Coincidentally, the same week a thread appeared on my Facebook page, aimed at raising awareness about dementia. It referred to dementia as the long goodbye and talked about the patient becoming a totally different person because of the condition, forgetting who their loves ones were. It appealed to all of us to fight the battle against AD.

So what does this tragedy discourse achieve? Is it an accurate portrayal of people living with dementia? Dementia is often described as a tsunami but are we really witnessing a tsunami? Do people diagnosed always lose their identity and is the family caregiver really the hidden victim?

Starting with the supposed tsunami of dementia, a word that in itself triggers fear, in fact terror for some, lets reflect on the facts. Yes, the number of people living with dementia is clearly on the rise. Globally, about 55 million people have the condition and these figures are set to almost triple by 2050. Population growth and population aging are the main reasons behind this large rise in global dementia cases. 

But calling dementia a tsunami is alarmist; it gives the impression that the condition is unstoppable and not preventable.

It overlooks the fact that there is a growing body of evidence from North America and Europe that now suggests a decrease in dementia incidence rates (new cases of dementia in population over a particular time). 
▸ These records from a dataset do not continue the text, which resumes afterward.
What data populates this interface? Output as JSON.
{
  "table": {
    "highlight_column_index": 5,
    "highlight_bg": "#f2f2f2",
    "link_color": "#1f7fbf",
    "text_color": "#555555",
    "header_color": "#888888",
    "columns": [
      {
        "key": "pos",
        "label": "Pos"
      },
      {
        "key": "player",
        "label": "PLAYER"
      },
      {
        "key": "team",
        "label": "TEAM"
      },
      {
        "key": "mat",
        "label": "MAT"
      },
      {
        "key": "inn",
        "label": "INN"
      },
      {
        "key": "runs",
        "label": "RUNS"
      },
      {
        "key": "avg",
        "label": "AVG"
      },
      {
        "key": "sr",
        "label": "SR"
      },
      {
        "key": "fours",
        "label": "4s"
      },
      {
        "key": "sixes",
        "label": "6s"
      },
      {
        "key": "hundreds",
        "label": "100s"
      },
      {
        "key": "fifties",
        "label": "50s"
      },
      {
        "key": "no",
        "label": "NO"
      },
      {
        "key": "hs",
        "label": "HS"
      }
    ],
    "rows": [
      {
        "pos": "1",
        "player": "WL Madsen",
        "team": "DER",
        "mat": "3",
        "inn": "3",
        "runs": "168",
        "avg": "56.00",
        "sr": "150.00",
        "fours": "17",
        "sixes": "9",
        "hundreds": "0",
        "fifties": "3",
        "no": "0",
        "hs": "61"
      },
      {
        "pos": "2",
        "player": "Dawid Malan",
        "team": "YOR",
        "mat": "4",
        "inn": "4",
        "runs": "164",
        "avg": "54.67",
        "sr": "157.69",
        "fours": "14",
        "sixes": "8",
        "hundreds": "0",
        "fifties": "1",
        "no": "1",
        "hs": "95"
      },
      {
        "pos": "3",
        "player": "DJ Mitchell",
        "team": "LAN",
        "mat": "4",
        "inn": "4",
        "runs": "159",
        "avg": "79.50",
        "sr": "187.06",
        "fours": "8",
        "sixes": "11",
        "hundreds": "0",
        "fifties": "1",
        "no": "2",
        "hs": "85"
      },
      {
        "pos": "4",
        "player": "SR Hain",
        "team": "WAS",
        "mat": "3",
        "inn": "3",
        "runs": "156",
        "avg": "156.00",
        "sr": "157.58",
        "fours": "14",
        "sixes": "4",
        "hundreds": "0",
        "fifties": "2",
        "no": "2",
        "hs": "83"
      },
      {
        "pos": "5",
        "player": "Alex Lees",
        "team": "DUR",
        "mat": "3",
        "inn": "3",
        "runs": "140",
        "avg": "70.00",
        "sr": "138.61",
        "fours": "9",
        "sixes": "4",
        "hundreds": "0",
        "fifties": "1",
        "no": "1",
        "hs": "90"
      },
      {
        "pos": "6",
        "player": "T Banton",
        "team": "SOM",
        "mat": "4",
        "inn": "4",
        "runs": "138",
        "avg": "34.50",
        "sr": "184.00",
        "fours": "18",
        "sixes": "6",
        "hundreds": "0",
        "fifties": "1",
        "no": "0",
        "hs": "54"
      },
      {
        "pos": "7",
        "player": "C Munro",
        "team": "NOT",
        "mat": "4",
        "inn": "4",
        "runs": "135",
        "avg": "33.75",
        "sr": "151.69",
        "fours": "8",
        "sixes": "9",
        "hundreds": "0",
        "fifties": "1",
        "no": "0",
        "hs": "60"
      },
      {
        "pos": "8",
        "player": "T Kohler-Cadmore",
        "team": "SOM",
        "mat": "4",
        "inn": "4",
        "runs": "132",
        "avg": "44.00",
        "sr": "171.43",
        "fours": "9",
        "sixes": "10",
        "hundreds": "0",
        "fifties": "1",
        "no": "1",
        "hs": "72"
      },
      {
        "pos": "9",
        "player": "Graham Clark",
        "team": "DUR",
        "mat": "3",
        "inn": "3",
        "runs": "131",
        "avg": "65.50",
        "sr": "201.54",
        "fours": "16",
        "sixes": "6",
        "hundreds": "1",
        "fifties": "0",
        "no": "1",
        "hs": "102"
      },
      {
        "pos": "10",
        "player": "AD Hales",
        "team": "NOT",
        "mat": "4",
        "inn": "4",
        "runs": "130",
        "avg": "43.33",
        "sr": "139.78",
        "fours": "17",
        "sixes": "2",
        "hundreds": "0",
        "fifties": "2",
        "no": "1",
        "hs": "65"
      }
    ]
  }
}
This is potentially due to increases in educational attainment and improvements in the management of cardiovascular disease and its risk factors. Indeed we now know that about 40% of dementias are preventable through risk factor modification.

Dignity

Next is the assumption that the person diagnosed loses their ‘identity’; that they are ‘gone’ ‘lost’, or ‘socially dead’ ravaged by a fatal disease – the ‘mind robber’. The language here suggests that dementia is a ‘living death’ and that it creates a total loss of self and identity.

Words are powerful: it is not just the words we choose but what we think about people when we use these words that matters. These are negative words that do nothing to promote the dignity and humanity of the person. 

Nor do they accurately portray all people living with dementia. There is a huge spectrum of dementia and diversity across people who have, as an example, Alzheimer’s disease or Vascular Dementia.

Sadly, the judgment that a person because of dementia is as good as dead may and often does become a self-fulfilling prophecy. The danger is that it may make it acceptable to treat those with severe dementia, as people unable to experience humiliation; or that all that is needed is that they are managed and measured. 

Although dementia may lead to a reduction in some aspects of the person’s memory and cognitive functioning, it does not take away their dignity and personhood — the essence of who they are. It is the treatment they receive from others that can remove such profoundly important aspects of humanity.

Caregivers

Most family caregivers are also familiar with the question often asked, ‘does your mother/father still recognize you’. It is generally posed by well-meaning friends and relatives to identify the stage of dementia. There is an assumption that dementia follows a linear downhill trajectory and that the inability to remember someone by name, means that the person can no longer recognize a loved one.

People living with dementia have good days and bad. And although on any one day, the person may not recognize someone close to them in the narrow cognitive sense, they may still realise, through scent, hand-shake, tone of voice or some other behavioural characteristic, that this is a person very dear to them.

Research has shown that people with advanced dementia can track conversations that have an emotional component even though they are not able to verbally participate.

Then there are metaphors that portray family caregivers as hidden victims, that they are in a state of constant bereavement; also the idea that dementia imposes a burden on the family carer. Of course it would be misleading to minimise the strain and stress many carers experience, but ask any family caregiver who has relinquished home care would they do it all over again, most would say yes.

And for some people, especially spouses, caregiving can be rewarding; it can provide an opportunity to return kindness, love and compassion. It is therefore important to use language that covers the breadth of the caregiving experience and to undertake research that not only investigates burden but also other correlates of caregiving, including carer satisfaction.

Language matters

The tragedy discourse has in the past been the dominant narrative. It has probably been used to generate forceful messages, raise awareness and attract research funding. But as we learn more about dementia, we learn that the person with the condition has more in common with all of us than they have not. Once alive their identity can never be eroded, unless those of us who are cognitively intact choose to do so by our words and actions.

So the ASI is correct, language matters and is very powerful. We need to avoid negative words like victim, sufferer, tsunami and so on. We need to choose person-centred language that better aligns with scientific facts and human rights. 

We need to re-shape our thinking about dementia to enable us to connect with rather than distance ourselves from those dear to us who have the condition. For in choosing provocative metaphors, we may be allaying our own fears and anxieties about dementia but we are doing nothing to promote the dignity, personhood and well-being of the individual.

• Suzanne Cahill is an Adjunct Professor of Social Work and Social Policy at Trinity College and holds an honorary Professorship in dementia care from NUI Galway.